There comes a time in our faith journey when we want to do the same, to take a walk to reflect on our faith, what it means to us, where it is taking us whether we are a true friend of Jesus or whether we are too self-centred. For some it is a time to make a retreat and be helped along the road and helped with their reflections, but others prefer to make a pilgrimage and journey with others, to share their challenging questions, to be challenged and to challenge, to learn and to inspire. This is common to all faiths which shows how important pilgrimage is.
It seems that in Russia, before the revolution, there was a tradition that, when the family had grown up and your spouse had died, to make a pilgrimage across Russia visiting the various shrines and places that spoke of God’s presence. Families believed they would be blessed whenever a pilgrim knocked at the door and would offer them a warm welcome, food and lodging. In return, the pilgrim would tell stories about his or her experiences of their journey. The pilgrim in the Emmaus story was Jesus and he shared his story with the two disciples as told in the Old Testament and opened their eyes in the breaking of bread which, for us, is the Mass, the Eucharist.

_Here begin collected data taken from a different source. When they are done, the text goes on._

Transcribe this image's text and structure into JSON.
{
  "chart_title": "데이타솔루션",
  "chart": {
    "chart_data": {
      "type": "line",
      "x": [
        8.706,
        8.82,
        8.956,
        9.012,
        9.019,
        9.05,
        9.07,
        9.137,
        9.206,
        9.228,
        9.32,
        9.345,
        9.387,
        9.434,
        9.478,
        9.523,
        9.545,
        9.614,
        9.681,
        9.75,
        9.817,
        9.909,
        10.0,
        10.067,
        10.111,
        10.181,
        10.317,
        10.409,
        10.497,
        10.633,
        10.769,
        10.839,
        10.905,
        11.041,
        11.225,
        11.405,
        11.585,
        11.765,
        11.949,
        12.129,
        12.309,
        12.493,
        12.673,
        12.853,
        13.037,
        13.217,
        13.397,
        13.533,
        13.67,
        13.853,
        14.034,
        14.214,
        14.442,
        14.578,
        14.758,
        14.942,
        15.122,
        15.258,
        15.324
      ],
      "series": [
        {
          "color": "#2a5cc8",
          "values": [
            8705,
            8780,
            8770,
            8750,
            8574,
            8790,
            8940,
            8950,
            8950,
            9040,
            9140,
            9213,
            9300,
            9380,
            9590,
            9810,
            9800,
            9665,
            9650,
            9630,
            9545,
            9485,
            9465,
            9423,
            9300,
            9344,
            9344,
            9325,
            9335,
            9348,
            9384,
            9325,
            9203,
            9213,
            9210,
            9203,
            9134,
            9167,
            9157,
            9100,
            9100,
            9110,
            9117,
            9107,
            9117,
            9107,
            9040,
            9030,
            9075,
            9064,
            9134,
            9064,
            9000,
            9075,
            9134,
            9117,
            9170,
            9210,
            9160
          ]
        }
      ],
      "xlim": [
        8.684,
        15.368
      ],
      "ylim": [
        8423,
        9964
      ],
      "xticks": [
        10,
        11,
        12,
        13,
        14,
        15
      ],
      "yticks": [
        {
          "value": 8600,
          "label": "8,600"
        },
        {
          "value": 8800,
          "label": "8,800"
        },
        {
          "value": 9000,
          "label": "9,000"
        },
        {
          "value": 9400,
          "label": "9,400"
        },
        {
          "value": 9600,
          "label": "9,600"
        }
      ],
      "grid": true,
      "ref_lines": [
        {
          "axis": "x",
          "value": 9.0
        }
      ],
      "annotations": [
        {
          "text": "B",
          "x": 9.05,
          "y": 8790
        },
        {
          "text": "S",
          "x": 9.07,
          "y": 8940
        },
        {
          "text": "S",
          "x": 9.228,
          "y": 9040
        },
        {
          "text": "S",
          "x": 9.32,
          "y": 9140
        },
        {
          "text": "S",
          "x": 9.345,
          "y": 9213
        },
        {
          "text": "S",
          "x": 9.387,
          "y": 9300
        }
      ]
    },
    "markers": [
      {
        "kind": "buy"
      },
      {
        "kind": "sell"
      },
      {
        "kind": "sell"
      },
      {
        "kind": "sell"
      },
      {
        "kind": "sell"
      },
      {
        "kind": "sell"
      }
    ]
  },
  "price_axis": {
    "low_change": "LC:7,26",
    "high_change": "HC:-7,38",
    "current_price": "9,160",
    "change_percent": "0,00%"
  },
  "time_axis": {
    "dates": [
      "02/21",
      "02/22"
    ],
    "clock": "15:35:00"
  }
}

So let me tell you a story about a group of frogs who were traveling across a forest in search of a pond. While hopping around, two frogs fall into a deep pit. The other frogs gather around the pit and expressed their concern about the situation. As the two frogs try to jump out of the deep pit, the other frogs discourage them by saying how impossible it was to jump out of the pit because it was far too deep.
However, the two frogs chose to ignore the discouraging words of the others and continue trying to jump out of the pit. They tried very, very hard, putting all their effort into jumping out of the pit while the frogs watching from the top kept telling them to give up.
Eventually, one of the frogs became disillusioned and decided to give up trying to jump because he believed it was hopeless and he died. However, the other frog continued jumping as hard as it could.
After an immense struggle, it finally managed to jump out of the pit alive. All the other frogs were surprised and asked how it managed to keep on jumping in spite of them telling him to give up. The frog explained that it was deaf and assumed that everyone was cheering for him on and encouraging him.
Your words are very important. When your words are helpful and supportive they will encourage others to do better and be better, just as the words of Jesus helped and inspired the two disciples going to Emmaus with his words.
Eucharist means thanksgiving and, in the Mass, we are given the opportunity to thank Jesus for all the help he gives us!!
A little old lady sold home-made biscuits on the street corner for fifty pence each. Every day, a young lawyer would exit his office building at lunchtime, and as he passed her biscuit stand, he'd give her fifty pence. However, he never took a biscuit. This went on for nearly five years. Even though they never spoke, every day he'd leave fifty pence, they'd make eye contact, and she would nod her gratitude as he walked away without a biscuit.
Finally, one day as the lawyer passed her stand and gave her fifty pence, the biscuit lady said to him. “Sir, I greatly appreciate your business. You are my best customer, but you need to know something. With the current inflation, the price of biscuits has now gone up to seventy pence!!"